Il invoquera le fonctionnement interne du ministère, le processus de sélection des dossiers, mais aussi la limite de ses attributions en tant que ministre. Youcef Yousfi, à qui la juge de la Cour d’Alger a demandé à plusieurs reprises d’expliquer les critères de choix des opérateurs, a notamment fait savoir que sa mission n’était pas d’étudier la conformité des dossiers d’investissement soumis au ministère. «Un ministre n’est pas un fonctionnaire, le ministre est un homme d’action, il ne traite pas les dossiers», précise le prévenu, avant d’ajouter qu’il signait les dossiers suite à leur passage au Conseil d’évaluation technique (CET) du ministère : «Le ministre reçoit l’avis du CET et une fiche de l’entreprise. Chaque année, je signe des centaines de décisions, je fais confiance aux personnes qui travaillent avec moi.» Le même responsable ajoute que l’octroi des avantages ne se faisait pas à «son niveau» mais plutôt au Conseil national d’investissement (CNI). Il a par ailleurs fait savoir, en réponse à la juge qui lui a demandé s’il s’était soucié de la conformité des dossiers, «s’il y avait eu 10 dossiers, oui je l’aurais fait. Mais avec des centaines, ce n’était pas possible». Déclarant en ce sens qu’il avait été débordé par l’ampleur de la tâche, c’est cette «situation» qui expliquerait également la «prolongation» du délai de mise en conformité accordée à l’opérateur Ahmed Mazouz. «Je suis arrivé au ministère le 17 août 2017, lui (Mazouz) a déposé son dossier le 12 septembre. Nous étions débordés et nous ne lui avons pas répondu dans les temps. Oui, c’est une faille de notre part, mais j’étais aussi méfiant. Il y avait des dizaines des dossiers que l’on me pressait de signer». Dans ce contexte, et alors que Ahmed Mazouz aurait malgré tout importé du matériel, «en février ses équipements sont arrivés au port, il ne pouvait pas les dédouaner sans la signature de l’avis technique (…) nous lui avons répondu». Une régulation décalée que l’ancien ministre justifie par le décret imposant de «prendre toutes les mesures pour encourager l’investissement».
L’ex-ministre évoque aussi, et à demi-mot, une forme d’improvisation dans la gestion d’un secteur nouveau pour le pays : «Il y avait des insuffisances dans le cahier des charges, rien n’était parfait et nous n’avions pas d’expérience.» Youcef Yousfi, qui a toutefois réfuté hier tout favoritisme, lui, qui s’est «opposé à la limitation de la liste des 5+5» opérateurs, pour lui préférer la liste des «40 opérateurs», a par ailleurs ajouté que la décision de conserver le projet de A. Mazouz avait un but purement économique : «Oui, nous avions le choix de le refuser, mais c’était perdre un investisseur, des emplois. Si je l’avais fait, on me jugerait aujourd’hui pour cela». Quant à «l’autre» solution, modifier le décret pour se conformer aux formes légales : «je pouvais ainsi changer le décret, mais c’est au moins six mois de procédure» un temps «perdu», explique-t-il en substance, alors que le but était de «diversifier l’économie du pays».

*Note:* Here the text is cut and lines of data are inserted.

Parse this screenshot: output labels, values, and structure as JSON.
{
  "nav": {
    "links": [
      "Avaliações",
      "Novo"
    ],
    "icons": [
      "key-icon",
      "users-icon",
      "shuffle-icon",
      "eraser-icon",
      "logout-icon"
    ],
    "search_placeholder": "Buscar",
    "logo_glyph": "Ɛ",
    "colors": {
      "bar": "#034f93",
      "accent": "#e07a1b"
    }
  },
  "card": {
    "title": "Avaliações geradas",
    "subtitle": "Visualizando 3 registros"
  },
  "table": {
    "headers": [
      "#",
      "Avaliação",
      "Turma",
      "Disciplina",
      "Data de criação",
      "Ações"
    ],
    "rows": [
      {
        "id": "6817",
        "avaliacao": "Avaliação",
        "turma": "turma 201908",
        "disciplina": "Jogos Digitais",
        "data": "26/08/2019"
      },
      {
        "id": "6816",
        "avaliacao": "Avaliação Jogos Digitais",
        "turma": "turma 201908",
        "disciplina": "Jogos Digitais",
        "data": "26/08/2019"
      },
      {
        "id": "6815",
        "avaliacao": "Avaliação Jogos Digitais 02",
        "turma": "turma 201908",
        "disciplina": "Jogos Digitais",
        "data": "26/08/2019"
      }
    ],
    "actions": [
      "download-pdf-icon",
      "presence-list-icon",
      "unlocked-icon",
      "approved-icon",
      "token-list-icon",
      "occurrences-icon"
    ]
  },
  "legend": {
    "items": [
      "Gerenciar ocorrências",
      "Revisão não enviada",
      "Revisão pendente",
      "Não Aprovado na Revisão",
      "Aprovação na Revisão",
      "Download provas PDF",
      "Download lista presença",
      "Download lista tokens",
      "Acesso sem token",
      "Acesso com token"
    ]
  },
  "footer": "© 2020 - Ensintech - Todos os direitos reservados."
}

Quant à la question des avantages que percevaient les opérateurs après accord favorable du CNI, Youcef Yousfi les justifie en expliquant qu’il s’agit d’investissement à long terme. «Les avantages que donne l’Etat sont des investissements pour le futur est un encouragement aux investissements. Il n’y a pas un pays qui ne le fait pas (…) sans parler des emplois créés, l’Etat récupère les montants de ces avantages en quelques années sous forme d’impôts et de taxes». En ce sens, c’est toute la politique de montage automobile qui a été justifiée hier par l’ex-ministre ; une «nécessité», précise-t-il, en rappelant les chiffres et montants d’importation de 2015. Le but de l’ancien gouvernement aurait ainsi été d’arriver à l’exportation si on lui avait accordé le temps nécessaire. «Un investissement ne se fait pas en un an. Il faut le juger au bout de 5 ou même de 10 ans. Et surtout ne pas le casser à la moindre erreur».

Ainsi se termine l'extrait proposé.